Paolo and Francesca illustrates the well-known story of Francesca da Rimini and Paolo Malatesta, the brother and sister-in-law, both married, who fell in love and were murdered by Francesca's outraged husband c.1285. Dante encounters them in the second circle of hell, where carnal sinners are punished, and Francesca describes to him how the love between herself and Paolo had been inspired by reading a romance about Sir Lancelot. This is the incident painted by Hallé, who quoted the relevant passage from Francesca's speech (Inferno, Canto V, Cary's translation) when the picture was exhibited at the New Gallery in 1888:
But at one point
Alone we fell. When of that smile we read,
The wished smile, so rapturously kiss'd
By one so deep in love, then he, who ne'er
From me shall separate, at once my lips
All trembling kiss'd. The book and writer both
Were love's purveyors. In its leaves that day
We read no more.
The date and place of the picture's exhibition are significant, for Hallé must have been particularly anxious to make a good impression on this occasion, the opening exhibition of the breakaway gallery on which he had staked so much. Indeed he listed Paolo and Francesca among his 'principal works' in his entry in Who's Who. F.G. Stephens also admired the picture, writing in the Athenaeum: 'It is not only his best work, but far more complete and striking as a design, better put together, more expressive and homogeneous in colour, and more thoroughly drawn than anything we know from his hands. The attitudes are apt and spirited, [although] we care less for Paolo's expression than that of Francesca.'
Stylistically, the picture exemplifies the fusion of academic drawing and Venetian colour already noted as characteristic of Hallé's work, while iconographically it belongs to a long tradition, the subject of the lovers, whether embracing on earth or floating in hell, having enjoyed great popularity in the wake of the Romantic Movement. It occurs among Flaxman's illustrations to Dante published in 1807, and those who attempted it subsequently included Ingres (from 1819, the year that Keats treated it in a sonnet), Blake (1824-7), J.A. Koch (1825-8), Delacroix (1826), Ary Scheffer (1835), C.W. Cope (1837), William Dyce (1837), G.F. Watts (from 1845), D.G. Rossetti (from c. 1846) and Alexander Munro (1852). Hallé, with his international experience and outlook, must have known many of these versions. Ingres had been an early mentor and would have led him back to Flaxman, while as a young man in Rome, interested in the Nazarenes, he had probably seen Koch's fresco in the Casino Massimo.
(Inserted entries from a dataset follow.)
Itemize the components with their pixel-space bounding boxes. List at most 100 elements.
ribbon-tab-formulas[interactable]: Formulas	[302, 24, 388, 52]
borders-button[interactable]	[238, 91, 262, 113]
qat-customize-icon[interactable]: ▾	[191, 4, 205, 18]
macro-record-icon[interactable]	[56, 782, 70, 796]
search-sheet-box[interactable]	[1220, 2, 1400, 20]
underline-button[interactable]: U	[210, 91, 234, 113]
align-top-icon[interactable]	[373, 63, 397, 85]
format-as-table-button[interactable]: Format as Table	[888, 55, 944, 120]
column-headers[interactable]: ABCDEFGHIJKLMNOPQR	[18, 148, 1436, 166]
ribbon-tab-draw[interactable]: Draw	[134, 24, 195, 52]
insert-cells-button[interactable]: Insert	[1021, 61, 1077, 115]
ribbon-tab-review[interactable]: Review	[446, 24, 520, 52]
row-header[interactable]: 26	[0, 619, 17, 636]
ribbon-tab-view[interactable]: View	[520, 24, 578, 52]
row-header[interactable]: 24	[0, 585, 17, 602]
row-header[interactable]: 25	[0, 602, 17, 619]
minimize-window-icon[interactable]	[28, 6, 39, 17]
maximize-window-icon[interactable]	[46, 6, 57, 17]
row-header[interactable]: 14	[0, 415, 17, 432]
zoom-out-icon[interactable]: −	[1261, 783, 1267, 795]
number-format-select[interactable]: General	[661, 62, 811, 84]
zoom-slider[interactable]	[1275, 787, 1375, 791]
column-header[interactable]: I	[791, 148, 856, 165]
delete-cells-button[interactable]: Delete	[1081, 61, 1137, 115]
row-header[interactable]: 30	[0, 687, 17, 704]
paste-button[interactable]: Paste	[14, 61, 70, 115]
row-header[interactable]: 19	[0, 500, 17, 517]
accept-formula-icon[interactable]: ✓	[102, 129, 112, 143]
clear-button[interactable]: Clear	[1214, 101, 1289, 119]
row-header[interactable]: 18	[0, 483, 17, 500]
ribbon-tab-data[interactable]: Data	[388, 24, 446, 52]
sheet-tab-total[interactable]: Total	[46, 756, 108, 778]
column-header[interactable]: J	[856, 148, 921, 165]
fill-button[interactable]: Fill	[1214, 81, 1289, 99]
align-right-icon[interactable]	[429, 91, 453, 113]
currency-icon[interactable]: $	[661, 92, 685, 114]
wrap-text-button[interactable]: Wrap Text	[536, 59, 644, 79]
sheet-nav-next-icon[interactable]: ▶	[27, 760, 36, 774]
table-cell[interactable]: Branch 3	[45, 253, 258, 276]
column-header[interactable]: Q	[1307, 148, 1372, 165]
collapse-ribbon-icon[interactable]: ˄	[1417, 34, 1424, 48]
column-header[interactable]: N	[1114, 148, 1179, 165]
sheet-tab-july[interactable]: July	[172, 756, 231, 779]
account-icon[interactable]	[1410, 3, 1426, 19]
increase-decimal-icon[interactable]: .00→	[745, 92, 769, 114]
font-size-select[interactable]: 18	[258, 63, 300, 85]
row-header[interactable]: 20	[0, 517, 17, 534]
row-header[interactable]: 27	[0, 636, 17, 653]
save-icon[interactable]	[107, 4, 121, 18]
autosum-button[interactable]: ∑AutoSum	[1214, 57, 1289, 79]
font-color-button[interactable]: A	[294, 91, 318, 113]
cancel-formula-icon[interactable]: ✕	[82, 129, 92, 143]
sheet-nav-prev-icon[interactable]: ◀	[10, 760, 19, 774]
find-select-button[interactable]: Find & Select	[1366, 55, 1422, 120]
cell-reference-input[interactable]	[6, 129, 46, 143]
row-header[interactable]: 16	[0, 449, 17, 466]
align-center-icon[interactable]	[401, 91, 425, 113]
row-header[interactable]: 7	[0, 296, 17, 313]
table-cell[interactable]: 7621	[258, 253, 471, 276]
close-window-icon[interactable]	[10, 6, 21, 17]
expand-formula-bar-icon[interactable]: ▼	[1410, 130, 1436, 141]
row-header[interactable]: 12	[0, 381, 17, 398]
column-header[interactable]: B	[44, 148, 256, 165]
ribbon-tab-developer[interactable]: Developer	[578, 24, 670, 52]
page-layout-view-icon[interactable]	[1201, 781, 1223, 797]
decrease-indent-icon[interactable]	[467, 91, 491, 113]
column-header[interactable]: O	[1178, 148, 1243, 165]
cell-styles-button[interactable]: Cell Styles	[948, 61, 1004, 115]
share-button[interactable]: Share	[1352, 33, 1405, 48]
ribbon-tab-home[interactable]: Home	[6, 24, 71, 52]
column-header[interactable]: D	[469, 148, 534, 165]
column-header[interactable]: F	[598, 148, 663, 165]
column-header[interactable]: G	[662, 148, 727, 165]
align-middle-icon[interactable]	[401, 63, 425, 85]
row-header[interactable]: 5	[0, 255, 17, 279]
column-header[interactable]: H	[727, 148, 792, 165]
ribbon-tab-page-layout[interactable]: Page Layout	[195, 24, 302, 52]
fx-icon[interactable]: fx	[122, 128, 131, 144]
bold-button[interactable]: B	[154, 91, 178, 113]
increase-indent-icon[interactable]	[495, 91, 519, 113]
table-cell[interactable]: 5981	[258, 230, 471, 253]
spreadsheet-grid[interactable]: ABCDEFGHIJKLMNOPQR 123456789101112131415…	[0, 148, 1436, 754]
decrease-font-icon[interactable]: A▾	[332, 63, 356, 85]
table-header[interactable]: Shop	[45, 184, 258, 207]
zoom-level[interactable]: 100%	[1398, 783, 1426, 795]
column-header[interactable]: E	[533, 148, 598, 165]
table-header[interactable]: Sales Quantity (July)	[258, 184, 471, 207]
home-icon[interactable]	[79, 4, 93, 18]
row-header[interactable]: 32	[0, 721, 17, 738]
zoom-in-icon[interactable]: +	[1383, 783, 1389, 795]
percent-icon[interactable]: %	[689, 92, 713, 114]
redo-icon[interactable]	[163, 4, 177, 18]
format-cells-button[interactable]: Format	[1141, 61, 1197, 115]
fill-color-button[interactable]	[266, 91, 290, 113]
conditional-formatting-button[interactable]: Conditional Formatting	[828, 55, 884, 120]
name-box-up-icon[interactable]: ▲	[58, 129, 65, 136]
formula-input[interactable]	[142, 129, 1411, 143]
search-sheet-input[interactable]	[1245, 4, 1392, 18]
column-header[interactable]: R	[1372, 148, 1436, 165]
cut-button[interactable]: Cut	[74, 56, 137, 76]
Dyce's painting, also in the Nazarene tradition, was in the Royal Scottish Academy, and Rossetti's various treatments had been much exhibited following the artist's death in 1882. Finally, there was Watts's definitive version of a long-meditated composition (Watts Gallery, Compton), shown at the Grosvenor in 1879, seen there again in his one-man exhibition in the winter of 1881-2, but only finally completed in 1884. This would have been Hallé's immediate precedent, and he may even have thought of his own picture as in some sense a pendant, choosing to work on a similar scale while opting for the alternative subject (Watts had painted the lovers in hell on a canvas 60 x 51in). Hallé's picture appeared seven years after Patience, but it is certainly a late expression of the phenomenon that inspired Gilbert to describe Bunthorne as a 'Francesca da Rimini, miminy piminy, je ne sais quoi young man'.